DOTAMeanAP¶

class mmeval.metrics.DOTAMeanAP(iou_thrs: Union[float, List[float]] = 0.5, scale_ranges: Optional[List[Tuple]] = None, num_classes: Optional[int] = None, eval_mode: str = '11points', nproc: int = 4, drop_class_ap: bool = True, classwise: bool = False, **kwargs)[source]¶

DOTA evaluation metric.

DOTA is a large-scale dataset for object detection in aerial images which is introduced in https://arxiv.org/abs/1711.10398. This metric computes the DOTA mAP (mean Average Precision) with the given IoU thresholds and scale ranges.

Parameters

iou_thrs (float | List[float]) – IoU thresholds. Defaults to 0.5.
scale_ranges (List[tuple], optional) – Scale ranges for evaluating mAP. If not specified, all bounding boxes would be included in evaluation. Defaults to None.
num_classes (int, optional) – The number of classes. If None, it will be obtained from the ‘CLASSES’ field in self.dataset_meta. Defaults to None.
eval_mode (str) – ‘area’ or ‘11points’, ‘area’ means calculating the area under precision-recall curve, ‘11points’ means calculating the average precision of recalls at [0, 0.1, …, 1]. The PASCAL VOC2007 defaults to use ‘11points’, while PASCAL VOC2012 defaults to use ‘area’. Defaults to ‘11points’.
nproc (int) – Processes used for computing TP and FP. If nproc is less than or equal to 1, multiprocessing will not be used. Defaults to 4.
drop_class_ap (bool) – Whether to drop the class without ground truth when calculating the average precision for each class.
classwise (bool) – Whether to return the computed results of each class. Defaults to False.
**kwargs – Keyword parameters passed to BaseMetric.

Examples

>>> import numpy as np
>>> from mmeval import DOTAMetric
>>> num_classes = 15
>>> dota_metric = DOTAMetric(num_classes=15)
>>>
>>> def _gen_bboxes(num_bboxes, img_w=256, img_h=256):
...     # random generate bounding boxes in 'xywha' formart.
...     x = np.random.rand(num_bboxes, ) * img_w
...     y = np.random.rand(num_bboxes, ) * img_h
...     w = np.random.rand(num_bboxes, ) * (img_w - x)
...     h = np.random.rand(num_bboxes, ) * (img_h - y)
...     a = np.random.rand(num_bboxes, ) * np.pi / 2
...     return np.stack([x, y, w, h, a], axis=1)
>>> prediction = {
...     'bboxes': _gen_bboxes(10),
...     'scores': np.random.rand(10, ),
...     'labels': np.random.randint(0, num_classes, size=(10, ))
... }
>>> groundtruth = {
...     'bboxes': _gen_bboxes(10),
...     'labels': np.random.randint(0, num_classes, size=(10, )),
...     'bboxes_ignore': _gen_bboxes(5),
...     'labels_ignore': np.random.randint(0, num_classes, size=(5, ))
... }
>>> dota_metric(predictions=[prediction, ], groundtruths=[groundtruth, ])  
{'mAP@0.5': ..., 'mAP': ...}

add(predictions: Sequence[Dict], groundtruths: Sequence[Dict]) → None[source]¶

Add the intermediate results to self._results.

Parameters

predictions (Sequence[Dict]) –
A sequence of dict. Each dict representing a detection result for an image, with the following keys: - bboxes (numpy.ndarray): Shape (N, 5) or shape (N, 8).
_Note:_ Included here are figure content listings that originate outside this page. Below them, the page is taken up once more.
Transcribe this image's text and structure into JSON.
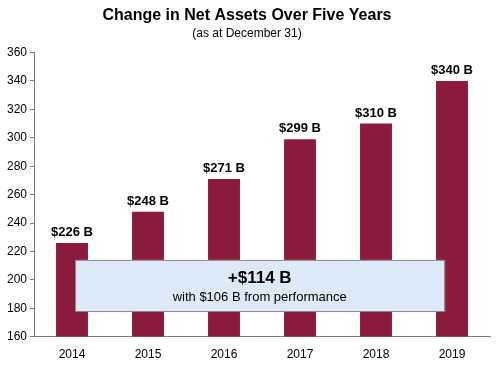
{
  "chart_data": {
    "type": "bar",
    "title": "Change in Net Assets Over Five Years",
    "subtitle": "(as at December 31)",
    "categories": [
      "2014",
      "2015",
      "2016",
      "2017",
      "2018",
      "2019"
    ],
    "values": [
      226,
      248,
      271,
      299,
      310,
      340
    ],
    "value_labels": [
      "$226 B",
      "$248 B",
      "$271 B",
      "$299 B",
      "$310 B",
      "$340 B"
    ],
    "color": "#8b1a3c",
    "ylim": [
      160,
      360
    ],
    "yticks": [
      160,
      180,
      200,
      220,
      240,
      260,
      280,
      300,
      320,
      340,
      360
    ],
    "grid": false,
    "data_labels": true,
    "annotation": {
      "title": "+$114 B",
      "text": "with $106 B from performance"
    }
  }
}
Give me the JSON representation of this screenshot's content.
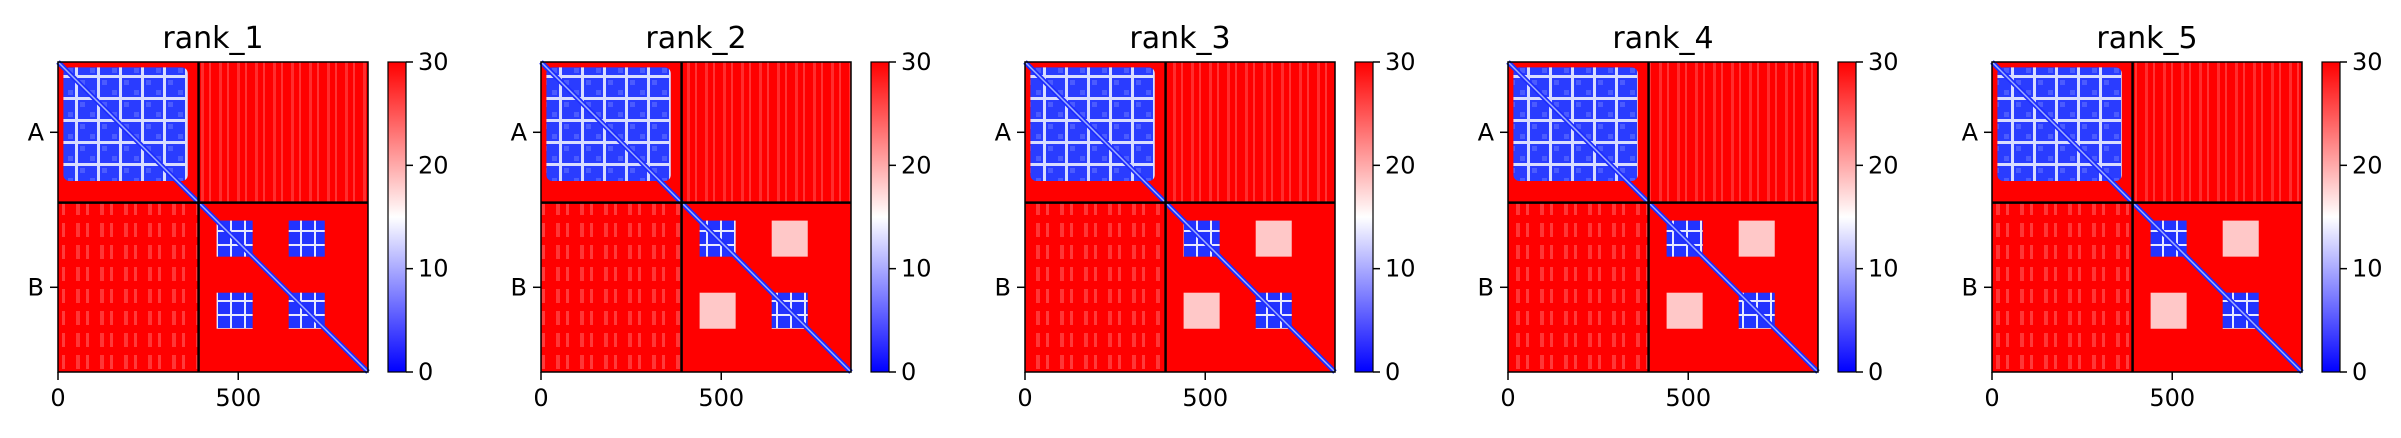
{
  "chart_data": [
    {
      "type": "heatmap",
      "title": "rank_1",
      "x_ticks": [
        0,
        500
      ],
      "y_tick_labels": [
        "A",
        "B"
      ],
      "chain_boundary": 390,
      "total_length": 860,
      "colorbar": {
        "min": 0,
        "max": 30,
        "ticks": [
          0,
          10,
          20,
          30
        ],
        "colors": [
          "#0000ff",
          "#ffffff",
          "#ff0000"
        ]
      }
    },
    {
      "type": "heatmap",
      "title": "rank_2",
      "x_ticks": [
        0,
        500
      ],
      "y_tick_labels": [
        "A",
        "B"
      ],
      "chain_boundary": 390,
      "total_length": 860,
      "colorbar": {
        "min": 0,
        "max": 30,
        "ticks": [
          0,
          10,
          20,
          30
        ],
        "colors": [
          "#0000ff",
          "#ffffff",
          "#ff0000"
        ]
      }
    },
    {
      "type": "heatmap",
      "title": "rank_3",
      "x_ticks": [
        0,
        500
      ],
      "y_tick_labels": [
        "A",
        "B"
      ],
      "chain_boundary": 390,
      "total_length": 860,
      "colorbar": {
        "min": 0,
        "max": 30,
        "ticks": [
          0,
          10,
          20,
          30
        ],
        "colors": [
          "#0000ff",
          "#ffffff",
          "#ff0000"
        ]
      }
    },
    {
      "type": "heatmap",
      "title": "rank_4",
      "x_ticks": [
        0,
        500
      ],
      "y_tick_labels": [
        "A",
        "B"
      ],
      "chain_boundary": 390,
      "total_length": 860,
      "colorbar": {
        "min": 0,
        "max": 30,
        "ticks": [
          0,
          10,
          20,
          30
        ],
        "colors": [
          "#0000ff",
          "#ffffff",
          "#ff0000"
        ]
      }
    },
    {
      "type": "heatmap",
      "title": "rank_5",
      "x_ticks": [
        0,
        500
      ],
      "y_tick_labels": [
        "A",
        "B"
      ],
      "chain_boundary": 390,
      "total_length": 860,
      "colorbar": {
        "min": 0,
        "max": 30,
        "ticks": [
          0,
          10,
          20,
          30
        ],
        "colors": [
          "#0000ff",
          "#ffffff",
          "#ff0000"
        ]
      }
    }
  ]
}
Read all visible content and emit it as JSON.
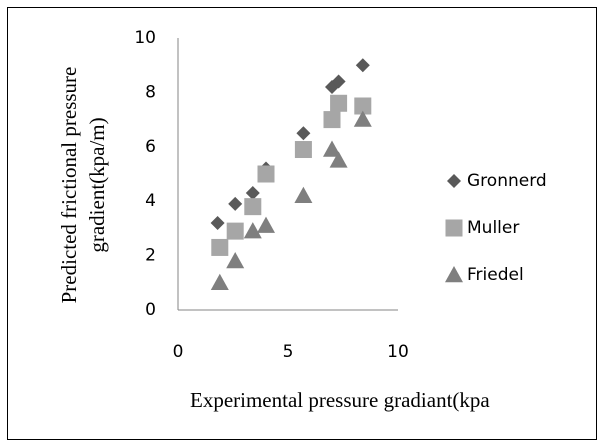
{
  "chart_data": {
    "type": "scatter",
    "xlabel": "Experimental pressure gradiant(kpa",
    "ylabel": [
      "Predicted frictional pressure",
      "gradient(kpa/m)"
    ],
    "xlim": [
      0,
      10
    ],
    "xticks": [
      0,
      5,
      10
    ],
    "ylim": [
      0,
      10
    ],
    "yticks": [
      0,
      2,
      4,
      6,
      8,
      10
    ],
    "grid": false,
    "legend": "right",
    "series": [
      {
        "name": "Gronnerd",
        "color": "#595959",
        "marker": "diamond",
        "x": [
          1.8,
          2.6,
          3.4,
          4.0,
          5.7,
          7.0,
          7.3,
          8.4
        ],
        "values": [
          3.2,
          3.9,
          4.3,
          5.2,
          6.5,
          8.2,
          8.4,
          9.0
        ]
      },
      {
        "name": "Muller",
        "color": "#a6a6a6",
        "marker": "square",
        "x": [
          1.9,
          2.6,
          3.4,
          4.0,
          5.7,
          7.0,
          7.3,
          8.4
        ],
        "values": [
          2.3,
          2.9,
          3.8,
          5.0,
          5.9,
          7.0,
          7.6,
          7.5
        ]
      },
      {
        "name": "Friedel",
        "color": "#7f7f7f",
        "marker": "triangle",
        "x": [
          1.9,
          2.6,
          3.4,
          4.0,
          5.7,
          7.0,
          7.3,
          8.4
        ],
        "values": [
          1.0,
          1.8,
          2.9,
          3.1,
          4.2,
          5.9,
          5.5,
          7.0
        ]
      }
    ]
  }
}
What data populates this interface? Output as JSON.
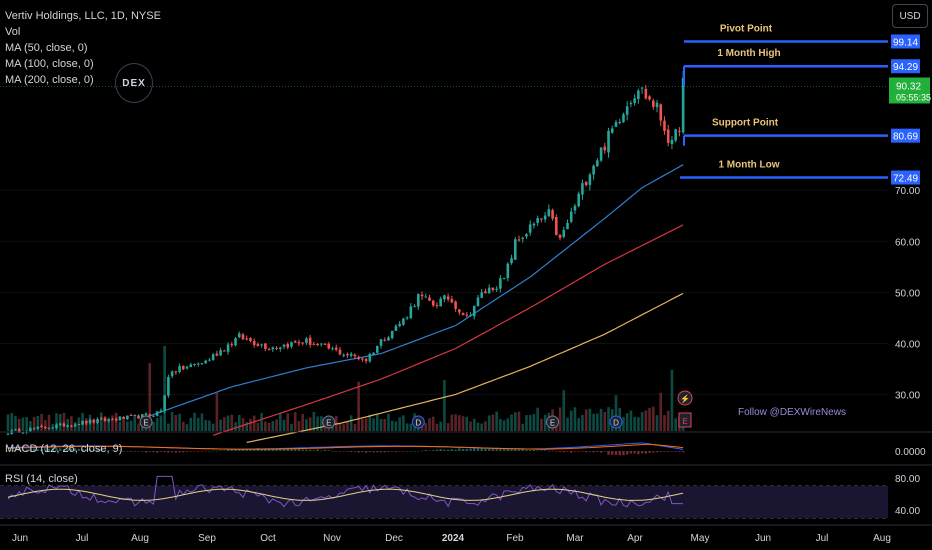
{
  "legend": {
    "title": "Vertiv Holdings, LLC, 1D, NYSE",
    "vol": "Vol",
    "ma50": "MA (50, close, 0)",
    "ma100": "MA (100, close, 0)",
    "ma200": "MA (200, close, 0)",
    "macd": "MACD (12, 26, close, 9)",
    "rsi": "RSI (14, close)"
  },
  "currency_button": "USD",
  "logo_text": "DEX",
  "follow_text": "Follow @DEXWireNews",
  "colors": {
    "up": "#26a69a",
    "down": "#ef5350",
    "ma50": "#2f7fd0",
    "ma100": "#d4373e",
    "ma200": "#e8b45c",
    "level": "#2962ff",
    "annot": "#e8c57a"
  },
  "chart_data": {
    "type": "candlestick",
    "x_tick_labels": [
      "Jun",
      "Jul",
      "Aug",
      "Sep",
      "Oct",
      "Nov",
      "Dec",
      "2024",
      "Feb",
      "Mar",
      "Apr",
      "May",
      "Jun",
      "Jul",
      "Aug"
    ],
    "y_ticks": [
      30,
      40,
      50,
      60,
      70
    ],
    "y_tick_labels": [
      "30.00",
      "40.00",
      "50.00",
      "60.00",
      "70.00"
    ],
    "ylim": [
      20.5,
      103.5
    ],
    "levels": [
      {
        "name": "Pivot Point",
        "value": 99.14,
        "label": "99.14"
      },
      {
        "name": "1 Month High",
        "value": 94.29,
        "label": "94.29"
      },
      {
        "name": "Support Point",
        "value": 80.69,
        "label": "80.69"
      },
      {
        "name": "1 Month Low",
        "value": 72.49,
        "label": "72.49"
      }
    ],
    "last_price": {
      "value": 90.32,
      "label": "90.32",
      "countdown": "05:55:35"
    },
    "close_anchors": [
      [
        0,
        22.6
      ],
      [
        20,
        24.5
      ],
      [
        38,
        25.9
      ],
      [
        41,
        26.8
      ],
      [
        43,
        33.4
      ],
      [
        44,
        34.5
      ],
      [
        53,
        36.5
      ],
      [
        62,
        41.3
      ],
      [
        70,
        39.2
      ],
      [
        80,
        40.4
      ],
      [
        90,
        38.0
      ],
      [
        96,
        36.8
      ],
      [
        100,
        40.5
      ],
      [
        106,
        44.6
      ],
      [
        110,
        49.2
      ],
      [
        114,
        47.7
      ],
      [
        118,
        48.9
      ],
      [
        123,
        45.2
      ],
      [
        127,
        49.6
      ],
      [
        133,
        52.5
      ],
      [
        136,
        59.6
      ],
      [
        140,
        62.6
      ],
      [
        145,
        65.3
      ],
      [
        148,
        60.1
      ],
      [
        156,
        74.0
      ],
      [
        160,
        79.0
      ],
      [
        165,
        86.0
      ],
      [
        169,
        90.3
      ],
      [
        174,
        86.0
      ],
      [
        178,
        78.5
      ],
      [
        180,
        83.0
      ],
      [
        181,
        92.0
      ]
    ],
    "ma50_anchors": [
      [
        38,
        25.8
      ],
      [
        60,
        31.5
      ],
      [
        80,
        35.2
      ],
      [
        100,
        38.0
      ],
      [
        120,
        43.5
      ],
      [
        140,
        53.0
      ],
      [
        160,
        64.5
      ],
      [
        170,
        70.5
      ],
      [
        181,
        75.0
      ]
    ],
    "ma100_anchors": [
      [
        55,
        22.0
      ],
      [
        80,
        28.0
      ],
      [
        100,
        33.0
      ],
      [
        120,
        39.0
      ],
      [
        140,
        47.0
      ],
      [
        160,
        55.5
      ],
      [
        181,
        63.2
      ]
    ],
    "ma200_anchors": [
      [
        64,
        20.6
      ],
      [
        90,
        24.5
      ],
      [
        120,
        30.0
      ],
      [
        140,
        35.5
      ],
      [
        160,
        41.8
      ],
      [
        181,
        49.8
      ]
    ],
    "volume_spikes": [
      [
        38,
        0.8
      ],
      [
        42,
        1.0
      ],
      [
        56,
        0.45
      ],
      [
        94,
        0.58
      ],
      [
        117,
        0.6
      ],
      [
        149,
        0.48
      ],
      [
        163,
        0.42
      ],
      [
        175,
        0.45
      ],
      [
        178,
        0.72
      ]
    ],
    "macd_range": [
      -2.5,
      3.5
    ],
    "macd_ticks": [
      0
    ],
    "macd_tick_labels": [
      "0.0000"
    ],
    "rsi_ticks": [
      40,
      80
    ],
    "rsi_tick_labels": [
      "40.00",
      "80.00"
    ],
    "rsi_bands": [
      30,
      70
    ]
  }
}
bounding bboxes of this image. The box format is depend on predict_box_type. Details in Note.
- scores (numpy.ndarray): Shape (N, ), the predicted scores of bounding boxes.
- labels (numpy.ndarray): Shape (N, ), the predicted labels of bounding boxes.
groundtruths (Sequence[Dict]) –
A sequence of dict. Each dict represents a groundtruths for an image, with the following keys:
- bboxes (numpy.ndarray): Shape (M, 5) or shape (M, 8), the groundtruth bounding bboxes of this image, The box format is depend on predict_box_type. Details in Note.
- labels (numpy.ndarray): Shape (M, ), the ground truth labels of bounding boxes.
- bboxes_ignore (numpy.ndarray): Shape (K, 5) or shape(K, 8), the groundtruth ignored bounding bboxes of this image. The box format is depend on self.predict_box_type.Details in upper note.
- labels_ignore (numpy.ndarray): Shape (K, ), the ground truth ignored labels of bounding boxes.

Note

The box shape of predictions and groundtruths is depends on the predict_box_type. If predict_box_type is ‘rbox’, the box shape should be (N, 5) which represents the (x, y,w, h, angle), otherwise the box shape should be (N, 8) which represents the (x1, y1, x2, y2, x3, y3, x4, y4).